You can fool all the people all the time – You’re in Nigeria!

Back in July 2014, while going through the interview process for what eventually became my career-defining job in Marketing, I was told to come up with a publicity campaign for a popular smartphone brand and include a “Big Idea.”

At the time, I was aware that Nigerian marketing campaigns basically boiled down to any number of variations of the same basic formula. This formula was, “place PR content in print media, pay for coverage on online “new media” platforms like Linda Ikeji, do a cheap but (hopefully) noisy experiential campaign, and drive conversations on social media using a hashtag and a celebrity influencer.

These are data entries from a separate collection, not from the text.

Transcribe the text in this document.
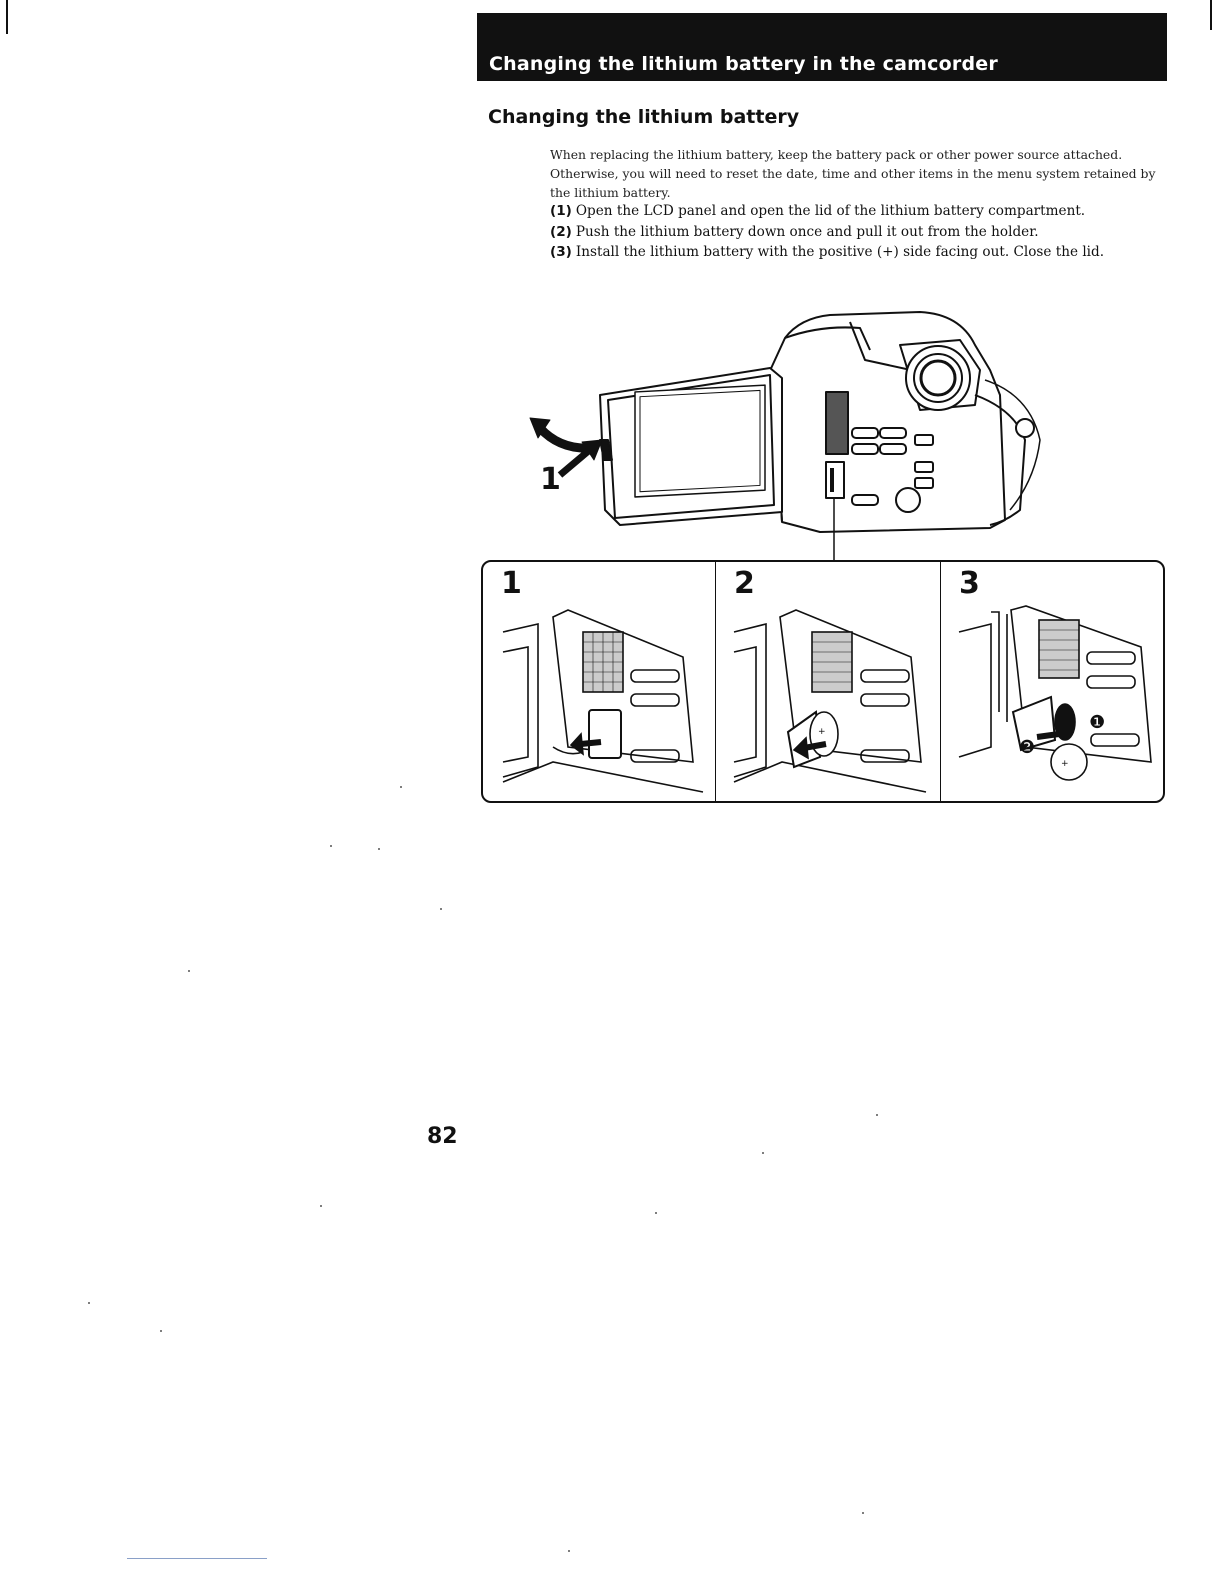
Changing the lithium battery in the camcorder
Changing the lithium battery
When replacing the lithium battery, keep the battery pack or other power source attached. Otherwise, you will need to reset the date, time and other items in the menu system retained by the lithium battery.
(1) Open the LCD panel and open the lid of the lithium battery compartment.
(2) Push the lithium battery down once and pull it out from the holder.
(3) Install the lithium battery with the positive (+) side facing out. Close the lid.
1
1
+
2
+
3
❶
❷
82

I decided I wanted to differentiate myself, so I came up with a campaign that tore the entire rule book up, blurring the line between advertising and PR, and completely eliminating the formulaic process so that all that was left was the “Big Idea.” My Big Idea was to take a couple of completely unknown, nondescript people from the streets of Lagos and use saturation marketing to turn their faces into overnight celebrity figures without explaining why or attaching any marketing content to them. Eventually, when enough people on social media and offline began to ask who and what these people were, they would be unveiled as marketing props for the phone brand.

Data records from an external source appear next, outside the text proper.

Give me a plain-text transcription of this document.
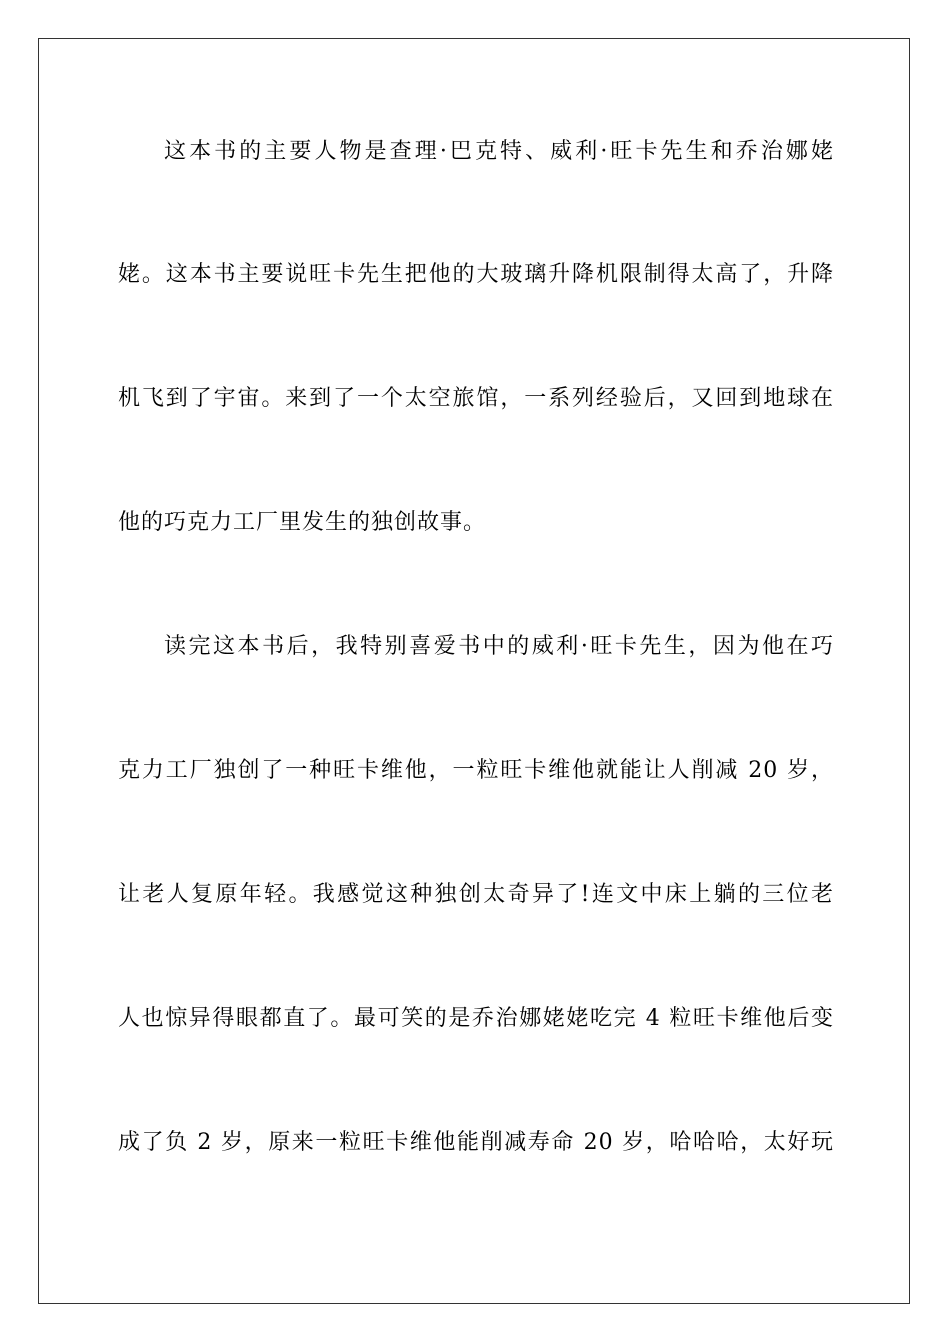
这本书的主要人物是查理·巴克特、威利·旺卡先生和乔治娜姥
姥。这本书主要说旺卡先生把他的大玻璃升降机限制得太高了，升降
机飞到了宇宙。来到了一个太空旅馆，一系列经验后，又回到地球在
他的巧克力工厂里发生的独创故事。
读完这本书后，我特别喜爱书中的威利·旺卡先生，因为他在巧
克力工厂独创了一种旺卡维他，一粒旺卡维他就能让人削减 20 岁，
让老人复原年轻。我感觉这种独创太奇异了!连文中床上躺的三位老
人也惊异得眼都直了。最可笑的是乔治娜姥姥吃完 4 粒旺卡维他后变
成了负 2 岁，原来一粒旺卡维他能削减寿命 20 岁，哈哈哈，太好玩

My soon-to-be-boss loved it. It took the tired, clinched concept of the celebrity influencer and completely subverted it, turning it into a self-aware joke while being a potent marketing symbol at the same time. It was exactly the sort of out-of-the-box thinking that he was looking for, and I got the job.

The problem was that as soon as I got the job and it was time to work on the campaign for real, the client had informed us that while they loved the idea, they just wanted us to do another bread-and-butter Bella-Naija-and-celebrity-endorsement campaign. The Nigerian audience, the client said, did not need that much effort or investment, so there was no need to go all out. How right he would turn out to be, I had no idea.

The same tricks over and over again

This scenario repeated itself multiple times throughout my time in Marketing. One time, it was a client with very deep pockets that wanted to become the headline sponsor of the Nigeria Professional Football League. For the launch campaign, I came up with the idea of throwing fliers and confetti from a low-flying helicopter over the areas the client wanted to reach with the message. Again the client loved it – “Loved it!” he stressed – but not enough to put some budget behind it. The same reason was given – why should we spend $40,000 to reach our audience when we can spend $6,000 and reach them with the same level of effectiveness?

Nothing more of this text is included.